John Bolton’s account of his time in the White House reveals doubts by his colleagues and President Donald Trump about the prospects of the “maximum pressure” policy of oil sanctions toward Venezuela and Iran.
Reminiscences by former members of President Donald Trump’s administration properly belong to the alt-history genre, suggesting that policies advanced since 2017 might have come out differently if only their former boss had heeded their advice.
Hawkish former White House national security adviser John Bolton’s memoir, “The Room Where It Happened,” takes this to the extreme, offering vociferous criticism of Trump, particularly over his inability to execute on regime change plans in Opec producers Iran and Venezuela.
Trump instructed Bolton, when he joined the White House in April 2018, to speed up the implementation of the 2016 campaign pledge to withdraw the US from the “worst deal in history” — the Joint Comprehensive Plan of Action (JCPOA) nuclear deal that lifted oil sanctions against Tehran in exchange for constraints on its nuclear program.
In retrospect, Bolton’s actions were aimed at forcing Tehran into a corner and lashing out by exiting the agreement, which would have persuaded the remaining JCPOA members to match the US sanctions and justified a more forceful US intervention.
But that gambit had two major flaws, even though the reimposition of US oil sanctions and a later ban on Iranian oil exports removed more than 2mn b/d from the global oil market.
Source: The White House
First, Tehran maintained full compliance with the agreement for a full year after the US exit and then selectively breached it in a way that provided an incentive for the EU, Russia and China to try to save it.
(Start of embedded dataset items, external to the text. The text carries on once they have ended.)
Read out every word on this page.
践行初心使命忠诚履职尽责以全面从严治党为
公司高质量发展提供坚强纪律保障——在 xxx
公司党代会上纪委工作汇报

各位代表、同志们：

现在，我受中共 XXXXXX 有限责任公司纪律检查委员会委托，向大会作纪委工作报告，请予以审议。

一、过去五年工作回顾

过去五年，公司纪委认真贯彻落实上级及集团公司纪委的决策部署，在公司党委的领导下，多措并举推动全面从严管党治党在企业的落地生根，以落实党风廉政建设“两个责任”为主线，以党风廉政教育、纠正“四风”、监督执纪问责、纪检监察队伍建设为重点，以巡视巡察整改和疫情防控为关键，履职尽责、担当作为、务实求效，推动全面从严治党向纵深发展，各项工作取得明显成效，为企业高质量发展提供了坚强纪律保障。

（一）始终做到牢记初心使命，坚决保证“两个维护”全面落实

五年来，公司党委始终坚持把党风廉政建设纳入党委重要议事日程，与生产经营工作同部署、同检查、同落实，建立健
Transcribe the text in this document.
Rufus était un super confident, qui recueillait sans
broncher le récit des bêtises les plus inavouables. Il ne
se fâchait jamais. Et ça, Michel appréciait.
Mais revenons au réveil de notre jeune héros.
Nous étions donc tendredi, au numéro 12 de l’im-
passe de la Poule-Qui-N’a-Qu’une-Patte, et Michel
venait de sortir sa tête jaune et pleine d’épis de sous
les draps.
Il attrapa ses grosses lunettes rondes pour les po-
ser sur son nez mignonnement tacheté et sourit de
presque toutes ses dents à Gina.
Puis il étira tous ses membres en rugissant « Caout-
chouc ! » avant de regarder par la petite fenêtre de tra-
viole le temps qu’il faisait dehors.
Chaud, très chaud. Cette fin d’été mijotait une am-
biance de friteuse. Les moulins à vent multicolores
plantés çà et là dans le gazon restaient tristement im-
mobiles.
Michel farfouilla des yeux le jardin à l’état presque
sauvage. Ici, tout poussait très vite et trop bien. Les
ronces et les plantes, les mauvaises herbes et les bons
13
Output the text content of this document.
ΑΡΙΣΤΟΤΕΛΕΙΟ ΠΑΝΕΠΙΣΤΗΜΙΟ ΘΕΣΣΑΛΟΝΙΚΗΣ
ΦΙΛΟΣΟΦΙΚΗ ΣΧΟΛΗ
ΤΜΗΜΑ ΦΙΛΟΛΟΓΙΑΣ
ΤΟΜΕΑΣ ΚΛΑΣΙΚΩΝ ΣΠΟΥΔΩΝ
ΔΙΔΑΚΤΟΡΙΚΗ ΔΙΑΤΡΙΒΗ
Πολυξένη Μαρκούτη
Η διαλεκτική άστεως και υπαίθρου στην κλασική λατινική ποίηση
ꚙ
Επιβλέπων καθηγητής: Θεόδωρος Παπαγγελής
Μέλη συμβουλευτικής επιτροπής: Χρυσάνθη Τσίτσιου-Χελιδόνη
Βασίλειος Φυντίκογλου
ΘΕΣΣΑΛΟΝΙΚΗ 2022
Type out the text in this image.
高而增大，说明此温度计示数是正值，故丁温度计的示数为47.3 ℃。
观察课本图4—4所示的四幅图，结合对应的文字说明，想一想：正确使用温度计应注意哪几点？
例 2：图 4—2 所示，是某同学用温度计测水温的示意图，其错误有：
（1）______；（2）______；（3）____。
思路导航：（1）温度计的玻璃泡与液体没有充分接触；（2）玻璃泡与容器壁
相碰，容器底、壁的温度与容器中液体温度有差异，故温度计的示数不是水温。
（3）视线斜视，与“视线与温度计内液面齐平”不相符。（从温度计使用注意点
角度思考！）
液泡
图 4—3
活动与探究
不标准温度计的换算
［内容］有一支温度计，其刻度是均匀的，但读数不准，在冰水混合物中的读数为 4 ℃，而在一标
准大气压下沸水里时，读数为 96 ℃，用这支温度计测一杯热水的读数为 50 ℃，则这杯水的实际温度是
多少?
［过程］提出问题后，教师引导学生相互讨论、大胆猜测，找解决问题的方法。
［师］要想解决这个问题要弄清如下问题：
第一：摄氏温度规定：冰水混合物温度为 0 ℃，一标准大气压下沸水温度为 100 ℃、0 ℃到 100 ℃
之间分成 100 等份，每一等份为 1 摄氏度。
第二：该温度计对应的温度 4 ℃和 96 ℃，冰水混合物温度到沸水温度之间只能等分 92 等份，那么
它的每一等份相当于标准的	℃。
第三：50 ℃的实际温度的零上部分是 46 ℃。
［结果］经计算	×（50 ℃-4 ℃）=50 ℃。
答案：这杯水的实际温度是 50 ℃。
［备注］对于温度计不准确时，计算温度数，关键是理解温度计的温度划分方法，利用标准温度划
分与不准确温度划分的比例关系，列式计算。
A series of incidents in the Mideast Gulf last year, starting with attacks on oil tankers and culminating in a rocket and drone barrage aimed at Saudi Aramco’s Abqaiq processing facility, added significant volatility to the oil market. The US blamed Iran for the attacks and boosted its Middle East security presence by 14,000 personnel, despite Trump’s pledge to bring troops home from the region.
The second flaw in Bolton’s plan was that Trump was reluctant to be drawn into another military conflict in the Middle East. Bolton traces the high point in his anti-Iran jihad to 20 June 2019, when Trump refused to go along with a major retaliatory strike after Iran shot down an unmanned US military drone the previous day — “the most irrational thing I ever witnessed any President do,” Bolton writes.
A room with no view
A similar trajectory followed Bolton’s other regime change project, in Venezuela. Conditions in Caracas in January 2019 seemed ripe for a government change: Maduro’s disputed re-election the previous year allowed the opposition-controlled National Assembly to lay a credible claim to rule the country, which the US and more than 50 other countries immediately recognized. But a year and a half later, Maduro remains in power, and Trump is openly casting doubt on opposition leader Juan Guaido’s wherewithal to overcome Maduro.
“Recriminations after failure are inevitable, and there were plenty to go around, including from Trump directly,” Bolton writes, without owning to any mistakes on his part. The Treasury Department under secretary Stephen Mnuchin “wanted a guarantee we would succeed, with Maduro overthrown, if we imposed sanctions,” out of concern that Caracas would take action against US oil companies in Venezuela.
Source: The White House
Bolton faults secretary of state Mike Pompeo for pulling out US diplomats from Caracas, reducing US influence on the ground, because he “was determined to avoid ‘another Benghazi’ on his watch.” Pompeo’s rise in Republican ranks can be attributed in no small part to his taking part in congressional attacks on then secretary of state Hillary Clinton’s alleged fault in getting four US diplomats killed in Benghazi, Libya in 2011.
Bolton dismisses the most farcical element of his Venezuela policy — encouraging, through a series of tweets, a military coup on 30 April 2019 that was supposed to galvanize support from senior Venezuelan military officers. The coup turned out to be a chimera, easily crushed by the government.
Ignorance is strength
The White House has gone to great lengths to suppress Bolton’s book, primarily because of the harsh light it casts on Trump and an assertion that every foreign policy action the president has taken is colored by his 2020 re-election campaign. But the memoir unwittingly makes Bolton’s former colleagues at the State and Treasury Departments and Trump himself seem more clear-eyed about the consequences of their maximum pressure campaigns. Yet Pompeo and Mnuchin still dutifully denounce Bolton’s “lies” and Trump calls him a “a disgruntled boring fool who only wanted to go to war.”
Opposition from the Pentagon and US intelligence agencies to the JCPOA withdrawal looks justified in retrospect — it has removed constraints on Tehran’s nuclear program and has destabilized the Middle East, just as officials whom Bolton denounces as “the deep state” said it would. And Trump appears to have been right to question the Venezuelan opposition’s chances of success against Maduro.
The “maximum pressure” policies embodied by sanctions cannot be undone under Trump, even though he may be serious about wanting to negotiate with leaders in Tehran and Caracas. The prospect of regime change coming to Washington after the November election must appeal to Iran and Venezuela, but provides no certainty of how a post-Trump administration would change the course on sanctions.